= Lexz Pryde =

American musician, dancer and model

Brittany Rose Peechatka, professionally known as Lexz Pryde, is an American recording artist, songwriter, dancer, model, and influencer from Pennsylvania.

==Career==
Pryde released her first single “Motivate” featuring Snoop Dogg in 2016, which helped her gain a social media following and fan base. "Motivate" received air play from stations including WWPR in New York City, WPWX in Chicago, and WPGC in Washington D.C. Lexz Pryde sang the song for Reverend Al Sharpton and his National Action Network as part of their live broadcast on WLIB.

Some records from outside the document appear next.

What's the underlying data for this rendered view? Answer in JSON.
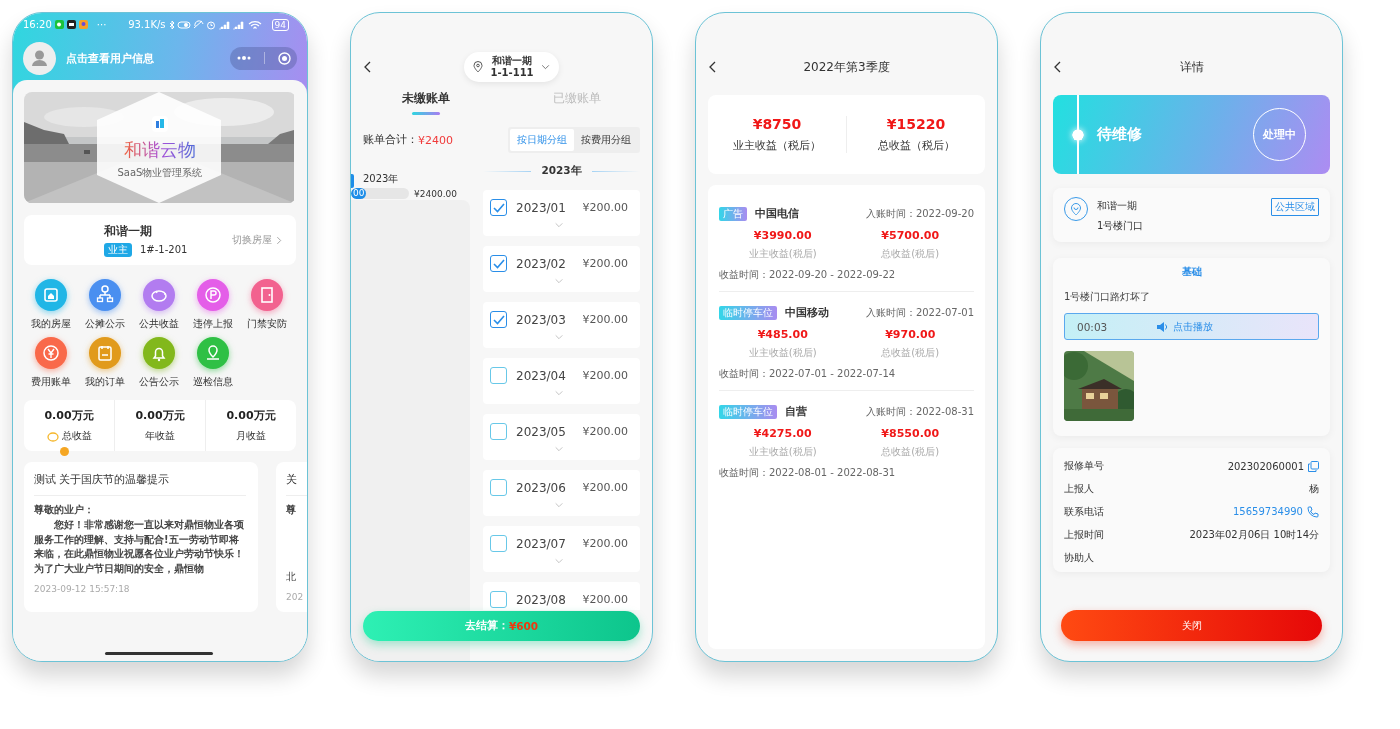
{
  "home": {
    "status_bar": {
      "time": "16:20",
      "more": "···",
      "speed": "93.1K/s",
      "battery": "94"
    },
    "user_prompt": "点击查看用户信息",
    "banner": {
      "title": "和谐云物",
      "subtitle": "SaaS物业管理系统"
    },
    "house": {
      "name": "和谐一期",
      "role": "业主",
      "unit": "1#-1-201",
      "switch": "切换房屋"
    },
    "menu": [
      {
        "label": "我的房屋",
        "color": "#21b6e6"
      },
      {
        "label": "公摊公示",
        "color": "#4a8ff0"
      },
      {
        "label": "公共收益",
        "color": "#b27cf0"
      },
      {
        "label": "违停上报",
        "color": "#e45ee8"
      },
      {
        "label": "门禁安防",
        "color": "#f2628f"
      },
      {
        "label": "费用账单",
        "color": "#f9694a"
      },
      {
        "label": "我的订单",
        "color": "#e19a1c"
      },
      {
        "label": "公告公示",
        "color": "#82b81c"
      },
      {
        "label": "巡检信息",
        "color": "#2fc045"
      }
    ],
    "stats": [
      {
        "value": "0.00万元",
        "label": "总收益"
      },
      {
        "value": "0.00万元",
        "label": "年收益"
      },
      {
        "value": "0.00万元",
        "label": "月收益"
      }
    ],
    "notices": [
      {
        "title": "测试 关于国庆节的温馨提示",
        "greeting": "尊敬的业户：",
        "body": "您好！非常感谢您一直以来对鼎恒物业各项服务工作的理解、支持与配合!五一劳动节即将来临，在此鼎恒物业祝愿各位业户劳动节快乐！为了广大业户节日期间的安全，鼎恒物",
        "time": "2023-09-12 15:57:18"
      },
      {
        "title": "关",
        "greeting": "尊",
        "signature": "北",
        "time": "202"
      }
    ]
  },
  "bills": {
    "location": {
      "name": "和谐一期",
      "unit": "1-1-111"
    },
    "tabs": [
      {
        "label": "未缴账单",
        "selected": true
      },
      {
        "label": "已缴账单",
        "selected": false
      }
    ],
    "total_label": "账单合计：",
    "total": "¥2400",
    "groupings": [
      {
        "label": "按日期分组",
        "selected": true
      },
      {
        "label": "按费用分组",
        "selected": false
      }
    ],
    "years": [
      {
        "label": "2023年",
        "selected": true,
        "progress": "00",
        "level": 0.25,
        "amount": "¥2400.00"
      }
    ],
    "section": "2023年",
    "items": [
      {
        "month": "2023/01",
        "amount": "¥200.00",
        "checked": true
      },
      {
        "month": "2023/02",
        "amount": "¥200.00",
        "checked": true
      },
      {
        "month": "2023/03",
        "amount": "¥200.00",
        "checked": true
      },
      {
        "month": "2023/04",
        "amount": "¥200.00",
        "checked": false
      },
      {
        "month": "2023/05",
        "amount": "¥200.00",
        "checked": false
      },
      {
        "month": "2023/06",
        "amount": "¥200.00",
        "checked": false
      },
      {
        "month": "2023/07",
        "amount": "¥200.00",
        "checked": false
      },
      {
        "month": "2023/08",
        "amount": "¥200.00",
        "checked": false
      }
    ],
    "checkout": {
      "label": "去结算：",
      "amount": "¥600"
    }
  },
  "income": {
    "title": "2022年第3季度",
    "summary": [
      {
        "amount": "¥8750",
        "label": "业主收益（税后）"
      },
      {
        "amount": "¥15220",
        "label": "总收益（税后）"
      }
    ],
    "records": [
      {
        "tag": "广告",
        "name": "中国电信",
        "posted": "入账时间：2022-09-20",
        "owner_amount": "¥3990.00",
        "owner_label": "业主收益(税后)",
        "total_amount": "¥5700.00",
        "total_label": "总收益(税后)",
        "period": "收益时间：2022-09-20 - 2022-09-22"
      },
      {
        "tag": "临时停车位",
        "name": "中国移动",
        "posted": "入账时间：2022-07-01",
        "owner_amount": "¥485.00",
        "owner_label": "业主收益(税后)",
        "total_amount": "¥970.00",
        "total_label": "总收益(税后)",
        "period": "收益时间：2022-07-01 - 2022-07-14"
      },
      {
        "tag": "临时停车位",
        "name": "自营",
        "posted": "入账时间：2022-08-31",
        "owner_amount": "¥4275.00",
        "owner_label": "业主收益(税后)",
        "total_amount": "¥8550.00",
        "total_label": "总收益(税后)",
        "period": "收益时间：2022-08-01 - 2022-08-31"
      }
    ]
  },
  "detail": {
    "title": "详情",
    "status": {
      "label": "待维修",
      "badge": "处理中"
    },
    "location": {
      "project": "和谐一期",
      "place": "1号楼门口",
      "area": "公共区域"
    },
    "category": "基础",
    "description": "1号楼门口路灯坏了",
    "audio": {
      "duration": "00:03",
      "action": "点击播放"
    },
    "fields": [
      {
        "label": "报修单号",
        "value": "202302060001",
        "kind": "copy"
      },
      {
        "label": "上报人",
        "value": "杨",
        "kind": "text"
      },
      {
        "label": "联系电话",
        "value": "15659734990",
        "kind": "phone"
      },
      {
        "label": "上报时间",
        "value": "2023年02月06日 10时14分",
        "kind": "text"
      },
      {
        "label": "协助人",
        "kind": "text"
      }
    ],
    "close": "关闭"
  }
}
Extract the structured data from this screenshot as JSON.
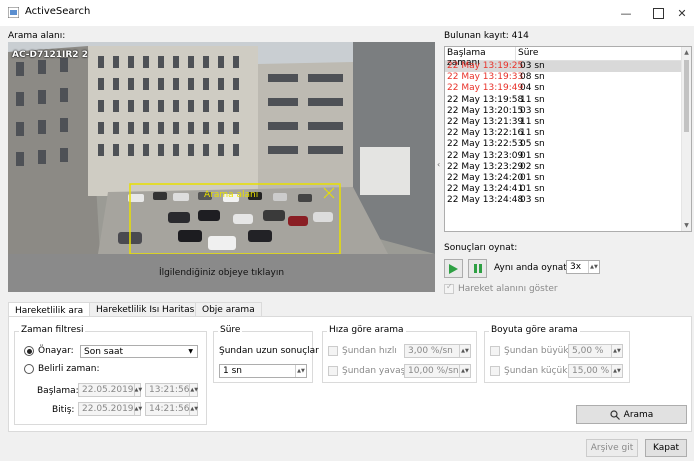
{
  "window": {
    "title": "ActiveSearch"
  },
  "search_area": {
    "label": "Arama alanı:",
    "camera_label": "AC-D7121IR2 2",
    "zone_label": "Arama alanı",
    "hint": "İlgilendiğiniz objeye tıklayın"
  },
  "results": {
    "count_label": "Bulunan kayıt: 414",
    "col_start": "Başlama zamanı",
    "col_duration": "Süre",
    "rows": [
      {
        "time": "22 May 13:19:25",
        "dur": "03 sn",
        "red": true,
        "selected": true
      },
      {
        "time": "22 May 13:19:33",
        "dur": "08 sn",
        "red": true
      },
      {
        "time": "22 May 13:19:49",
        "dur": "04 sn",
        "red": true
      },
      {
        "time": "22 May 13:19:58",
        "dur": "11 sn"
      },
      {
        "time": "22 May 13:20:15",
        "dur": "03 sn"
      },
      {
        "time": "22 May 13:21:39",
        "dur": "11 sn"
      },
      {
        "time": "22 May 13:22:16",
        "dur": "11 sn"
      },
      {
        "time": "22 May 13:22:53",
        "dur": "05 sn"
      },
      {
        "time": "22 May 13:23:09",
        "dur": "01 sn"
      },
      {
        "time": "22 May 13:23:29",
        "dur": "02 sn"
      },
      {
        "time": "22 May 13:24:20",
        "dur": "01 sn"
      },
      {
        "time": "22 May 13:24:41",
        "dur": "01 sn"
      },
      {
        "time": "22 May 13:24:48",
        "dur": "03 sn"
      }
    ]
  },
  "playback": {
    "label": "Sonuçları oynat:",
    "simultaneous_label": "Aynı anda oynat:",
    "simultaneous_value": "3x",
    "show_motion_label": "Hareket alanını göster"
  },
  "tabs": [
    "Hareketlilik ara",
    "Hareketlilik Isı Haritası",
    "Obje arama"
  ],
  "time_filter": {
    "title": "Zaman filtresi",
    "preset_label": "Önayar:",
    "preset_value": "Son saat",
    "custom_label": "Belirli zaman:",
    "start_label": "Başlama:",
    "start_date": "22.05.2019",
    "start_time": "13:21:56",
    "end_label": "Bitiş:",
    "end_date": "22.05.2019",
    "end_time": "14:21:56"
  },
  "duration": {
    "title": "Süre",
    "longer_label": "Şundan uzun sonuçlar",
    "value": "1 sn"
  },
  "speed": {
    "title": "Hıza göre arama",
    "faster_label": "Şundan hızlı",
    "faster_value": "3,00 %/sn",
    "slower_label": "Şundan yavaş",
    "slower_value": "10,00 %/sn"
  },
  "size": {
    "title": "Boyuta göre arama",
    "bigger_label": "Şundan büyük",
    "bigger_value": "5,00 %",
    "smaller_label": "Şundan küçük",
    "smaller_value": "15,00 %"
  },
  "buttons": {
    "search": "Arama",
    "archive": "Arşive git",
    "close": "Kapat"
  },
  "colors": {
    "red_rows": "#e8322a",
    "zone": "#e8e000",
    "play_green": "#2ea043"
  }
}
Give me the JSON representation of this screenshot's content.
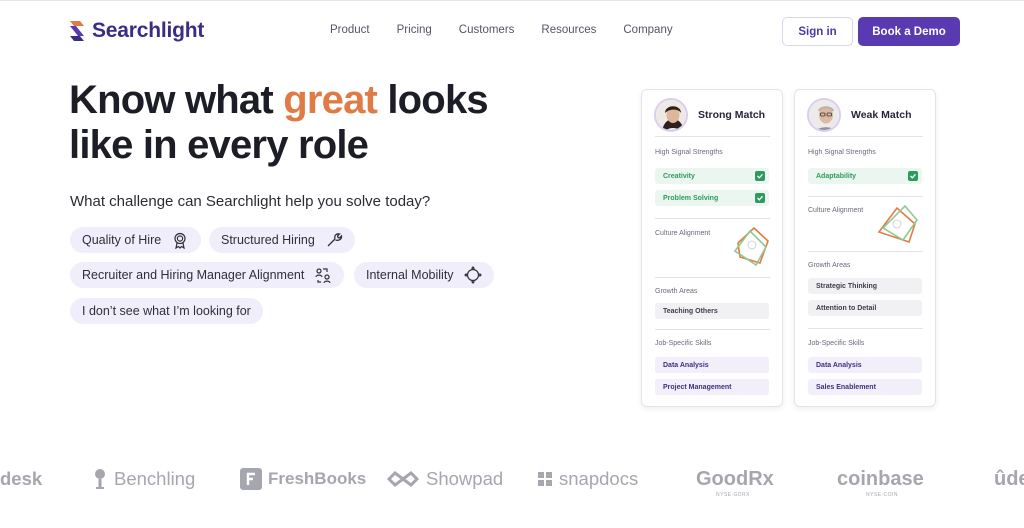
{
  "header": {
    "brand": "Searchlight",
    "nav": [
      "Product",
      "Pricing",
      "Customers",
      "Resources",
      "Company"
    ],
    "sign_in": "Sign in",
    "book_demo": "Book a Demo"
  },
  "hero": {
    "headline_pre": "Know what ",
    "headline_accent": "great",
    "headline_post": " looks",
    "headline_line2": "like in every role",
    "question": "What challenge can Searchlight help you solve today?",
    "chips": [
      {
        "label": "Quality of Hire",
        "icon": "award-ribbon-icon"
      },
      {
        "label": "Structured Hiring",
        "icon": "wrench-icon"
      },
      {
        "label": "Recruiter and Hiring Manager Alignment",
        "icon": "people-connect-icon"
      },
      {
        "label": "Internal Mobility",
        "icon": "move-arrows-icon"
      },
      {
        "label": "I don’t see what I’m looking for",
        "icon": null
      }
    ],
    "accent_color": "#e07b45",
    "brand_color": "#5a3ab0"
  },
  "cards": {
    "strong": {
      "title": "Strong Match",
      "strengths_label": "High Signal Strengths",
      "strengths": [
        "Creativity",
        "Problem Solving"
      ],
      "culture_label": "Culture Alignment",
      "growth_label": "Growth Areas",
      "growth": [
        "Teaching Others"
      ],
      "skills_label": "Job-Specific Skills",
      "skills": [
        "Data Analysis",
        "Project Management"
      ]
    },
    "weak": {
      "title": "Weak Match",
      "strengths_label": "High Signal Strengths",
      "strengths": [
        "Adaptability"
      ],
      "culture_label": "Culture Alignment",
      "growth_label": "Growth Areas",
      "growth": [
        "Strategic Thinking",
        "Attention to Detail"
      ],
      "skills_label": "Job-Specific Skills",
      "skills": [
        "Data Analysis",
        "Sales Enablement"
      ]
    }
  },
  "logos": {
    "items": [
      "desk",
      "Benchling",
      "FreshBooks",
      "Showpad",
      "snapdocs",
      "GoodRx",
      "coinbase",
      "ûde"
    ],
    "goodrx_sub": "NYSE:GDRX",
    "coinbase_sub": "NYSE:COIN"
  }
}
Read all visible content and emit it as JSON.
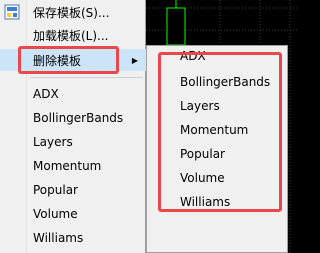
{
  "menu": {
    "save_template": "保存模板(S)...",
    "load_template": "加载模板(L)...",
    "delete_template": "删除模板",
    "templates": [
      "ADX",
      "BollingerBands",
      "Layers",
      "Momentum",
      "Popular",
      "Volume",
      "Williams"
    ]
  },
  "submenu": {
    "items": [
      "ADX",
      "BollingerBands",
      "Layers",
      "Momentum",
      "Popular",
      "Volume",
      "Williams"
    ]
  },
  "colors": {
    "highlight": "#cce4f7",
    "annotation_red": "#e8474b",
    "candle_green": "#00ff00"
  }
}
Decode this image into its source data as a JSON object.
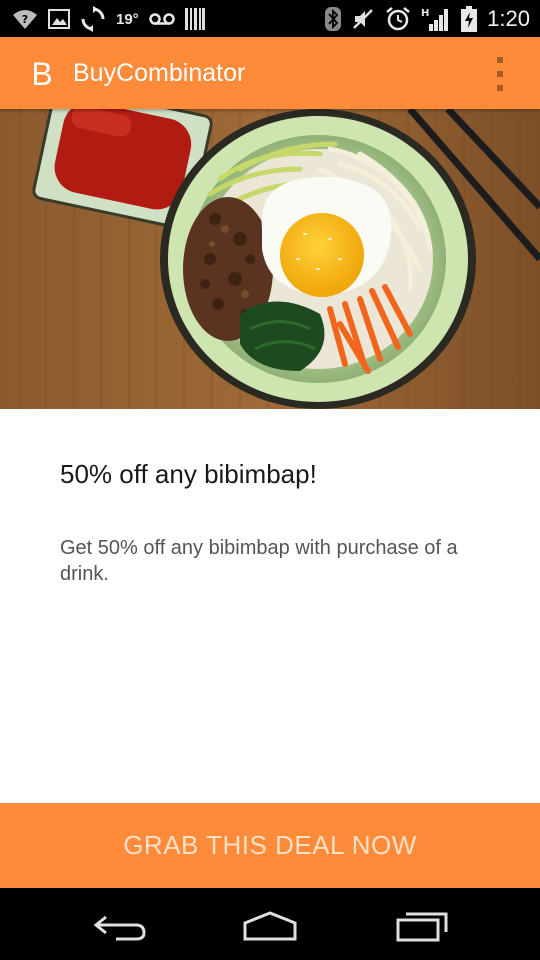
{
  "status_bar": {
    "temperature": "19°",
    "clock": "1:20",
    "icons": [
      "wifi-question-icon",
      "image-icon",
      "sync-icon",
      "voicemail-icon",
      "barcode-icon",
      "bluetooth-icon",
      "mute-icon",
      "alarm-icon",
      "signal-h-icon",
      "battery-charging-icon"
    ]
  },
  "app_bar": {
    "logo_letter": "B",
    "title": "BuyCombinator",
    "overflow_icon": "more-vert-icon"
  },
  "hero": {
    "image_alt": "bibimbap-photo"
  },
  "deal": {
    "title": "50% off any bibimbap!",
    "description": "Get 50% off any bibimbap with purchase of a drink."
  },
  "cta": {
    "label": "GRAB THIS DEAL NOW"
  },
  "nav_bar": {
    "icons": [
      "back-icon",
      "home-icon",
      "recent-apps-icon"
    ]
  },
  "colors": {
    "accent": "#fd8b3a",
    "cta_text": "#fde0c8",
    "title_text": "#1a1a1a",
    "body_text": "#555555"
  }
}
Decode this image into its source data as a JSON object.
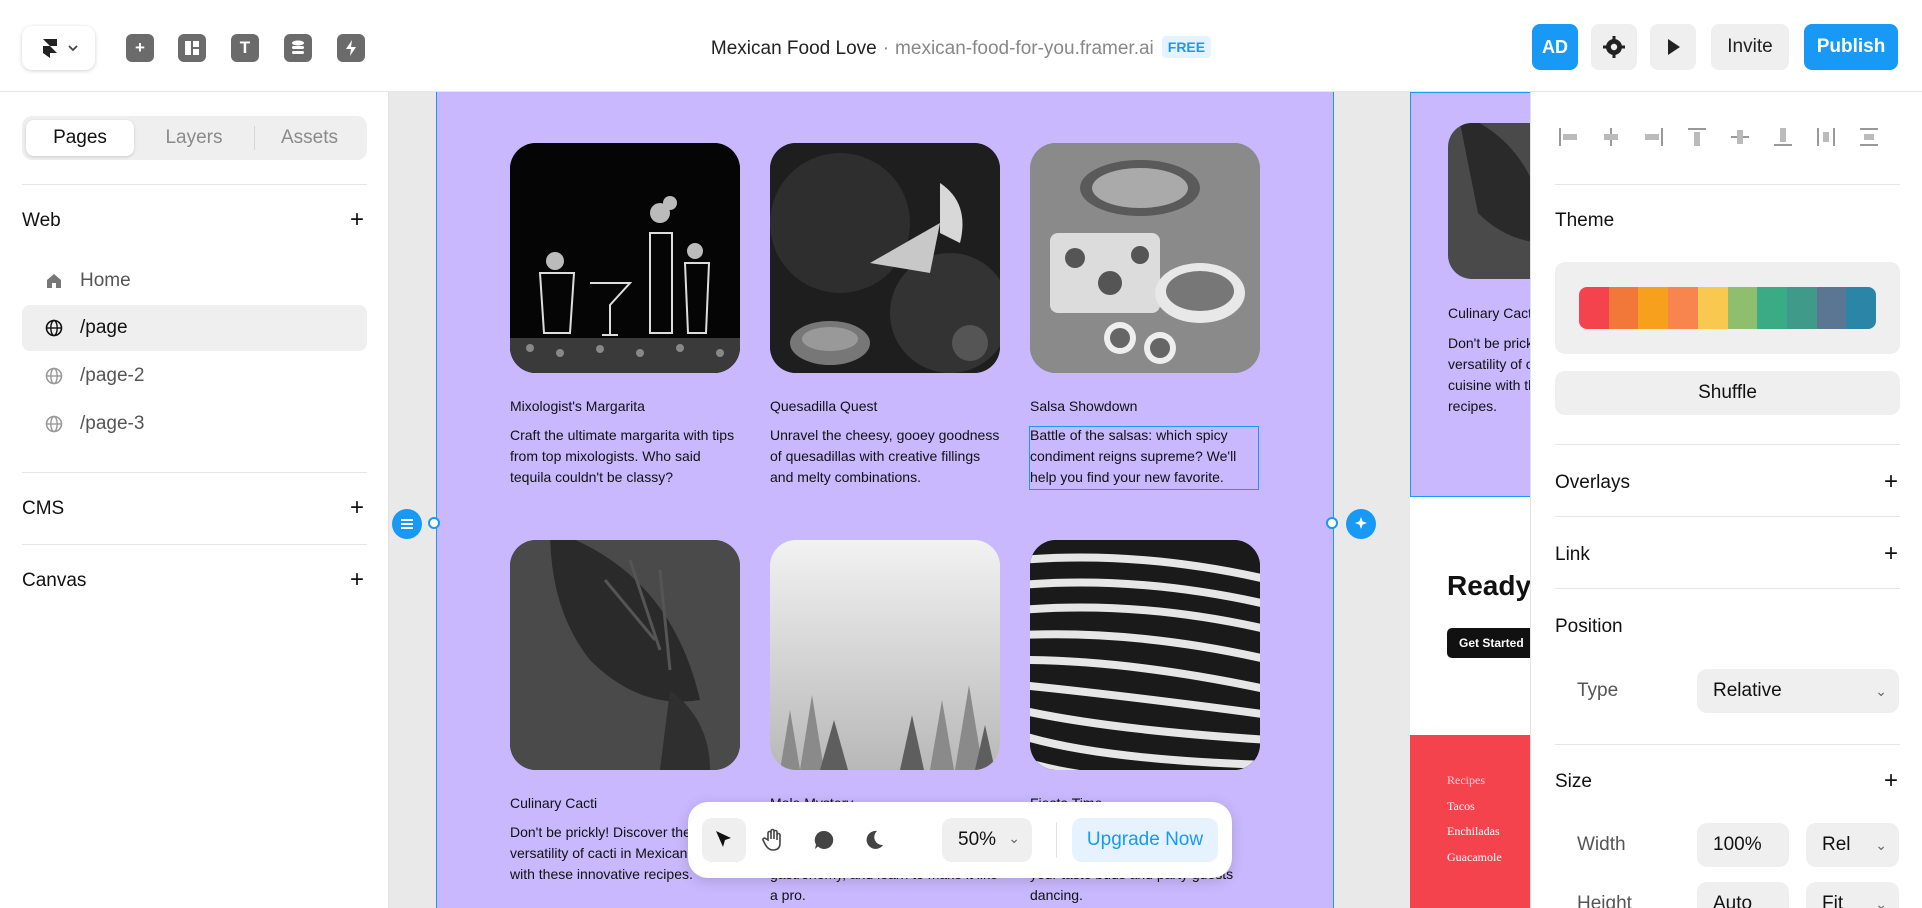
{
  "topbar": {
    "project_name": "Mexican Food Love",
    "separator": "·",
    "domain": "mexican-food-for-you.framer.ai",
    "plan_badge": "FREE",
    "avatar_initials": "AD",
    "invite_label": "Invite",
    "publish_label": "Publish",
    "tool_icons": [
      "insert-icon",
      "layout-icon",
      "text-icon",
      "cms-icon",
      "interactions-icon"
    ]
  },
  "left_panel": {
    "tabs": [
      "Pages",
      "Layers",
      "Assets"
    ],
    "web_section": "Web",
    "pages": [
      {
        "label": "Home",
        "icon": "home-icon"
      },
      {
        "label": "/page",
        "icon": "globe-icon",
        "active": true
      },
      {
        "label": "/page-2",
        "icon": "globe-icon"
      },
      {
        "label": "/page-3",
        "icon": "globe-icon"
      }
    ],
    "cms_section": "CMS",
    "canvas_section": "Canvas"
  },
  "canvas": {
    "frame_color": "#c9b8fe",
    "cards": [
      {
        "title": "Mixologist's Margarita",
        "desc": "Craft the ultimate margarita with tips from top mixologists. Who said tequila couldn't be classy?"
      },
      {
        "title": "Quesadilla Quest",
        "desc": "Unravel the cheesy, gooey goodness of quesadillas with creative fillings and melty combinations."
      },
      {
        "title": "Salsa Showdown",
        "desc": "Battle of the salsas: which spicy condiment reigns supreme? We'll help you find your new favorite."
      },
      {
        "title": "Culinary Cacti",
        "desc": "Don't be prickly! Discover the versatility of cacti in Mexican cuisine with these innovative recipes."
      },
      {
        "title": "Mole Mystery",
        "desc": "gastronomy, and learn to make it like a pro."
      },
      {
        "title": "Fiesta Time",
        "desc": "your taste buds and party guests dancing."
      }
    ],
    "preview": {
      "title": "Culinary Cacti",
      "desc": "Don't be prickly! Discover the versatility of cacti in Mexican cuisine with these innovative recipes.",
      "cta_heading": "Ready",
      "cta_button": "Get Started",
      "footer_links": [
        "Recipes",
        "Tacos",
        "Enchiladas",
        "Guacamole"
      ]
    }
  },
  "floating_toolbar": {
    "zoom": "50%",
    "upgrade_label": "Upgrade Now"
  },
  "right_panel": {
    "theme_label": "Theme",
    "theme_swatches": [
      "#f5434e",
      "#f2783a",
      "#f7a01e",
      "#f8844e",
      "#f9c84e",
      "#8fbf6e",
      "#3aab85",
      "#3f9a8a",
      "#5a7692",
      "#2a85a6"
    ],
    "shuffle_label": "Shuffle",
    "overlays_label": "Overlays",
    "link_label": "Link",
    "position_label": "Position",
    "type_label": "Type",
    "type_value": "Relative",
    "size_label": "Size",
    "width_label": "Width",
    "width_value": "100%",
    "width_unit": "Rel",
    "height_label": "Height",
    "height_value": "Auto",
    "height_unit": "Fit"
  }
}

She has been on an international tour with Ultra both as a dancer and artist while also launching her own Anti-Bullying Tour and continuing to record new Music.

She modeled and performed at New York Fashion Week at the Bungalow 8 nightclub in New York City. Guests in attendance included Andy Hilfiger, Uncle Murda, Rohan Marley, Al B. Sure, and Felipe Lopez.

She opened for Snoop Dogg during his Holiday Tour and February 2016 Super Bowl Week Tour.

Lexz Pryde returned to Ultra Music Festival's Live Stage. This time performing alongside musical guests, Chief Keef, Nervo and DJ Los De La Vega.